Siad Barre wanted to take advantage of Ethiopia’s fragmented society when he invaded. The leadership in Addis Ababa faced a long-running rebellion in Eritrea as well as insurgency by the ethnic Somalis in the Ogaden and Mengistu was still focused on consolidating his own power. Somalia, therefore, had the upper hand in the early phase of the war and advanced toward the major Ethiopian cities in the region. However, the Soviet Union began a massive airlift that autumn of Soviet military advisors and supplies, and also Cuban troops to aid the beleaguered Marxist regime, turning the tide of the war.
The United States was alarmed at such a large scale Soviet and Cuban intervention in Africa. Since this occurred on the heels of the communist countries’ involvement in Angola, the administration of President Jimmy Carter feared that a pattern was emerging. The conflict in the Horn and the Soviet intervention also occurred in an era of détente between the United States and the Soviet Union. Détente was a series of agreements between the two superpowers that were meant to reduce tensions. For Moscow, détente represented a chance to be recognized as an equal power to Washington. Washington, on the other hand, saw détente as a way to draw the Soviet Union further into the international system and exercise some influence over Soviet behavior in the Third World. The United States, therefore, used the Horn of Africa conflict as a test case for its understanding of détente.
The members of the Carter administration’s National Security Council (NSC) disagreed on an appropriate response to the Soviet intervention and they divided into two main camps. In particular, Carter’s National Security Advisor, Zbigniew Brzezinski, argued that the United States needed a bold response and that the administration could not let the Soviets get away with intervention in the Horn or else they would become emboldened elsewhere in Africa.
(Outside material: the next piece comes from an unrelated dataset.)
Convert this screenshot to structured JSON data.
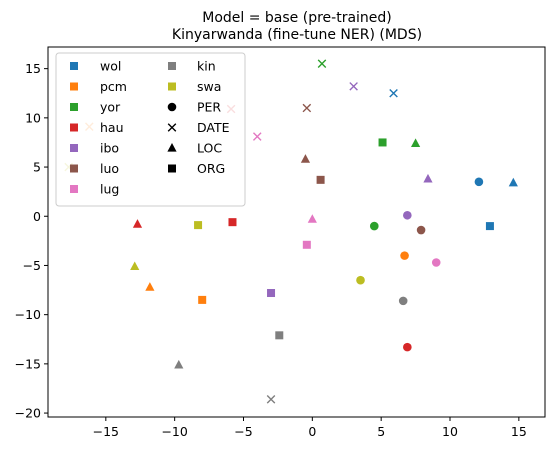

Another faction of the NSC, led by Secretary of State Cyrus Vance, argued that the Soviets were just taking advantage of an opportunity and a hard stance against the Soviets vis-à-vis their Africa policy would jeopardize progress on more important bilateral relations.
While Vance won the initial arguments and the United States refrained from sending a carrier task force to the region as Brzezinski proposed, members of the administration continued to raise their concerns with their Soviet counterparts. Brzezinski and later Carter himself began to speculate publicly that the Soviet behavior in the Horn of Africa was undermining Congressional willingness to ratify a new agreement on the Strategic Arms Limitation Talks (SALT), the lynchpin of détente. Vance, on the other hand, feared that Brzezinski’s rhetoric was what was causing members of Congress to link the two issues. The Soviets could not understand why the United States attached such importance to their intervention in the Horn and made no attempt to come to an understanding on the issue.
The Horn of Africa crisis turned out to be the first in a series of disagreements between the superpowers over the Third World that occurred during the Carter years. Events on the Horn were followed by problems in Zaire, Yemen, Cuba and finally, the Soviet invasion of Afghanistan in December 1979. After the invasion, President Carter withdrew the SALT II treaty from Congressional consideration, leading Brzezinski to claim that “SALT lies buried in the sands of the Ogaden.”